The reactor was assumed to be isothermal, while the pressure profile was calculated from the liquid head as,

$$ P(z)={P}_L+{\rho}_Lg\left(L-z\right) $$
(8)

where L is the length of the column, ρ is the liquid phase density assumed to be equal to the density of water, and P L is the pressure (Pa) at the top of the column, which was assumed to be atmospheric pressure. Accordingly, gaseous substrates were modeled to dissolve more readily in the lower portion of the column. Calculation of gas and liquid volume fractions in bubble column reactors is notoriously difficult, as the volume fractions are known to depend on a number of operating parameters [29]. The effect of the gas flow rate is known to be particularly important. Therefore, we fit gas flow rate versus gas volume fraction data [32] to a simple model [33] to derive the following relationship:

$$ {\varepsilon}_g=\frac{\varepsilon_{G, \max }{u}_G}{K_G+{u}_G} $$
(9)

where ε G , max is the maximum achievable gas volume fraction and K G is a type of saturation constant.
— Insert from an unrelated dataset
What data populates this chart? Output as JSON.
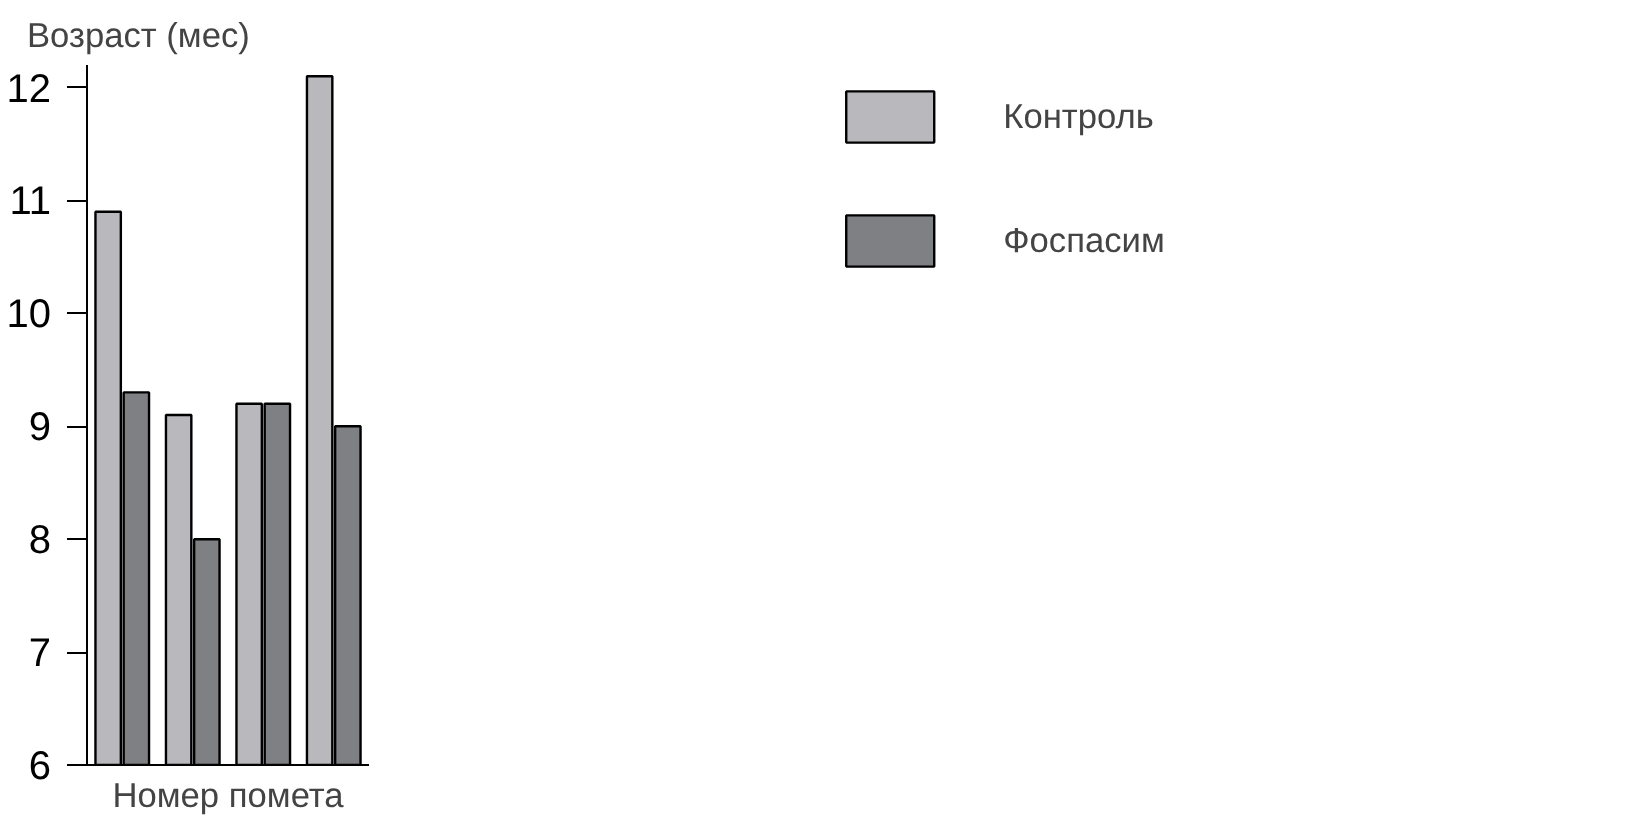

Parameter values for the bubble column reactor model were obtained from the literature to the extent possible (Tables 1 and 2). The reactor length and cross-sectional area were chosen to represent an industrial scale reactor with volume of 125,000 l and a typical length-to-diameter ratio of 10 [29]. The liquid and superficial gas velocities were chosen to achieve a liquid residence time of 100 h to maintain the gas flow in the homogeneous, bubbly regime (<5 cm/s) where dispersion effects would be small and to achieve a high gas-to-liquid velocity ratio of 300 [29]. A small value of the liquid phase dispersion coefficient was specified to improve numerical stability of the model (see “Model solution”) while ensuring that the liquid flow would be convection controlled. A feed stream with a 1.5:1 CO:H2 ratio and devoid of CO2 was used to model a CO-rich syngas mixture [9]. A very wide range of CO gas–liquid mass transfer coefficients that differ according to the reactor configuration, gas sparging method, and agitation rate have been reported [9]. We conservatively selected the CO mass transfer coefficient to be consistent with a bubble column without microsparging and internal packing. Based on the limited literature available [34], we chose the H2 gas–liquid mass transfer coefficient to be 250 % larger than the CO value. The CO2 mass transfer coefficient was specified to be equal to the CO value due to lack of data. Due to the large variability associated with these parameter values, we explored the sensitivity of our model predictions to the mass transfer coefficients. The initial conditions were chosen to mimic a newly inoculated reactor with saturated liquid compositions and no spatial gradients.

Table 2 Nominal parameter values for the synthesis gas bubble column reactor

Model solution

The bubble column reactor model is consisted of a set of PDEs for multiphase transport processes with embedded linear programs that described intracellular metabolism. We spatially discretized the PDE model using third-order finite differences for the convection terms and second-order central differences for the diffusion terms. The resulting ODE system with embedded LPs was solved with DFBAlab [26], a MATLAB code specifically designed for large-scale dynamic FBA simulations, combined with the LP solver Gurobi and the stiff ODE solver ode15s. DFBAlab requires the specification of lexicographic optimization objectives to avoid the common problem of non-unique exchange fluxes that render the ODE system impossible to integrate. The objectives were sequentially applied in the following order: (1) maximization of the growth rate, (2) maximization of the CO uptake rate, (3) maximization of the H2 uptake rate, (4) minimization of the CO2 synthesis rate, (5) minimization of the acetate synthesis rate, and (6) minimization of the ethanol synthesis rate. The ordering of these objectives had no effect on model predictions. We found that 100 spatial node points (900 ODEs, 600 LPs) provided a suitable compromise between solution accuracy and computation time. Additional details on the numerical solution procedure are available in the forthcoming publication.